After some experimentation in the BreakOutSerial project I decided to reimplement the RAK3172 command processing. In the new code a Thread reads lines of text from the SerialPort and processes them. I have replaced the Join and Send(Confirmed) methods with ones that block only while the command are sent to the RAK3172. Then, when completed the OnJoinCompletion or OnMessagesConfirmation event handlers are called.
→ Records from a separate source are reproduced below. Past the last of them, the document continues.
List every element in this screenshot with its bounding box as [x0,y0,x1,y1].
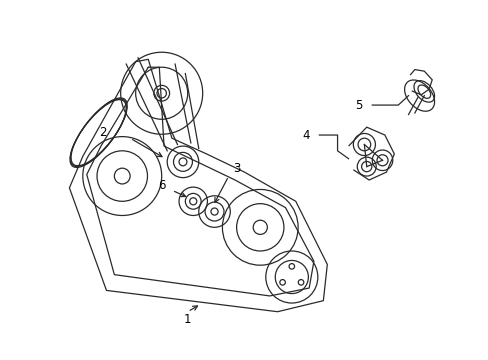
Text: 6: 6 [158,179,165,192]
Text: 3: 3 [232,162,240,175]
Text: 4: 4 [302,129,309,141]
Text: 5: 5 [354,99,362,112]
Text: 2: 2 [99,126,106,139]
Text: 1: 1 [183,313,191,326]
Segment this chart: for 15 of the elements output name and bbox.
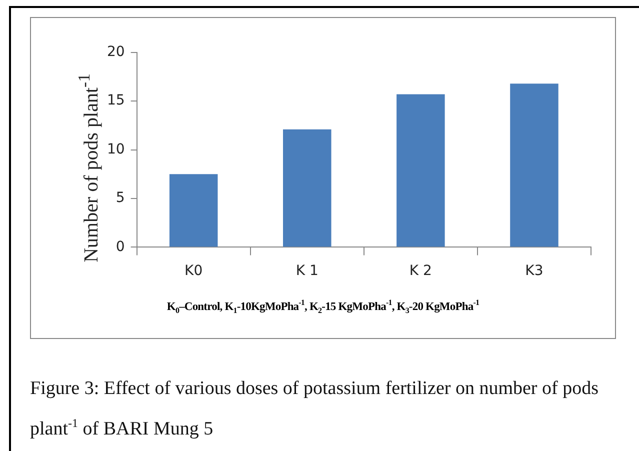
y-tick-label: 10 (106, 141, 125, 158)
x-tick-label: K3 (525, 263, 544, 280)
y-tick-label: 5 (116, 190, 125, 206)
text: K$_{0}$–Control, K$_{1}$-10KgMoPha$^{-1}$, K$_{2}$-15 KgMoPha$^{-1}$, K$_{3}$-20 KgMoPha$^{-1}$ (166, 298, 480, 316)
y-tick-label: 20 (106, 44, 125, 60)
bar (169, 174, 218, 247)
y-tick-label: 0 (116, 238, 125, 255)
caption: Figure 3: Effect of various doses of potassium fertilizer on number of pods plant$^{-1}$ of BARI Mung 5 (30, 377, 600, 442)
bar (396, 94, 445, 247)
y-tick-label: 15 (106, 92, 125, 109)
x-tick-label: K0 (184, 263, 203, 280)
x-tick-label: K 1 (296, 263, 318, 280)
x-tick-label: K 2 (409, 263, 432, 280)
bar (510, 84, 558, 247)
bar (283, 129, 332, 247)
private Result SendCommand(string command)
{
	if (command == null)
	{
		throw new ArgumentNullException(nameof(command));
	}

	if (command == string.Empty)
	{
		throw new ArgumentException($"command cannot be empty", nameof(command));
	}

	serialDevice.WriteLine(command);

	this.CommandResponseExpectedEvent.Reset();

	if (!this.CommandResponseExpectedEvent.WaitOne(CommandTimeoutDefaultmSec, false))
	{
		return Result.Timeout;
	}

	return CommandResult;
}

private void SerialPortProcessor()
{
	string line;

	while (CommandProcessResponses)
	{
		try
		{
#if DIAGNOSTICS
			Debug.WriteLine($" {DateTime.UtcNow:hh:mm:ss} ReadLine before");
#endif
			line = serialDevice.ReadLine();
#if DIAGNOSTICS
			Debug.WriteLine($" {DateTime.UtcNow:hh:mm:ss} ReadLine after:{line}");
#endif

			// See if device successfully joined network
			if (line.StartsWith("+EVT:JOINED"))
			{
				OnJoinCompletion?.Invoke(true);

				continue;
			}

			// See if device failed ot join network
			if (line.StartsWith("+EVT:JOIN FAILED"))
			{
				OnJoinCompletion?.Invoke(false);

				continue;
			}

			// Applicable only if confirmed messages enabled 
			if (line.StartsWith("+EVT:SEND CONFIRMED OK"))
			{
				OnMessageConfirmation?.Invoke();

				continue;
			}

			// Check for A/B/C downlink message
			if (line.StartsWith("+EVT:RX_1") || line.StartsWith("+EVT:RX_2") || line.StartsWith("+EVT:RX_3") || line.StartsWith("+EVT:RX_C"))
			{
				// TODO beef up validation, nto certain what todo if borked
				string[] metricsFields= line.Split(' ', ',');

				int rssi = int.Parse(metricsFields[3]);
				int snr = int.Parse(metricsFields[6]);

				line = serialDevice.ReadLine();

#if DIAGNOSTICS
				Debug.WriteLine($" {DateTime.UtcNow:HH:mm:ss} UNICAST :{line}");
#endif
				line = serialDevice.ReadLine();
#if DIAGNOSTICS
				Debug.WriteLine($" {DateTime.UtcNow:HH:mm:ss} Payload:{line}");
#endif
				// TODO beef up validation, nto certain what todo if borked
				string[] payloadFields = line.Split(':');

				byte port = byte.Parse(payloadFields[1]);
				string payload = payloadFields[2];

				OnReceiveMessage?.Invoke(port, rssi, snr, payload);

				continue;
			}

#if DIAGNOSTICS
           Debug.WriteLine($" {DateTime.UtcNow:hh:mm:ss} ReadLine Result");
#endif
			line = serialDevice.ReadLine();
#if DIAGNOSTICS
             Debug.WriteLine($" {DateTime.UtcNow:hh:mm:ss} ReadLine Result:{line}");
#endif
			switch (line)
			{
				case "OK":
					CommandResult = Result.Success;
					break;
				case "AT_ERROR":
					CommandResult = Result.AtError;
					break;
				case "AT_PARAM_ERROR":
					CommandResult = Result.ParameterError;
					break;
				case "AT_BUSY_ERROR":
					CommandResult = Result.BusyError;
					break;
				case "AT_TEST_PARAM_OVERFLOW":
					CommandResult = Result.ParameterOverflow;
					break;
				case "AT_NO_NETWORK_JOINED":
					CommandResult = Result.NotJoined;
					break;
				case "AT_RX_ERROR":
					CommandResult = Result.ReceiveError;
					break;
				case "AT_DUTYCYLE_RESTRICTED":
					CommandResult = Result.DutyCycleRestricted;
					break;
				default:
					CommandResult = Result.Undefined;
					break;
			}

			CommandResponseExpectedEvent.Set();
		}
		catch (TimeoutException)
		{
			// Intentionally ignored, not certain this is a good idea
		}
	}
}

After a lot of testing I think my thread based approach works reliably. I also had to modify the code to shutdown the command processor thread and free any non managed resources.

/// <summary>
/// Ensures unmanaged serial port and thread resources are released in a "responsible" manner.
/// </summary>
public void Dispose()
{
	CommandProcessResponses = false;

	if (CommandResponsesProcessorThread != null)
	{
		CommandResponsesProcessorThread.Join();
		CommandResponsesProcessorThread = null;
	}

	if (serialDevice != null)
	{
		serialDevice.Dispose();
		serialDevice = null;
	}
}

I need to add some validation to the metrics and payload field unpacking (though I’m not certain what todo if they are the wrong format) and review the handling of multi-line event messages.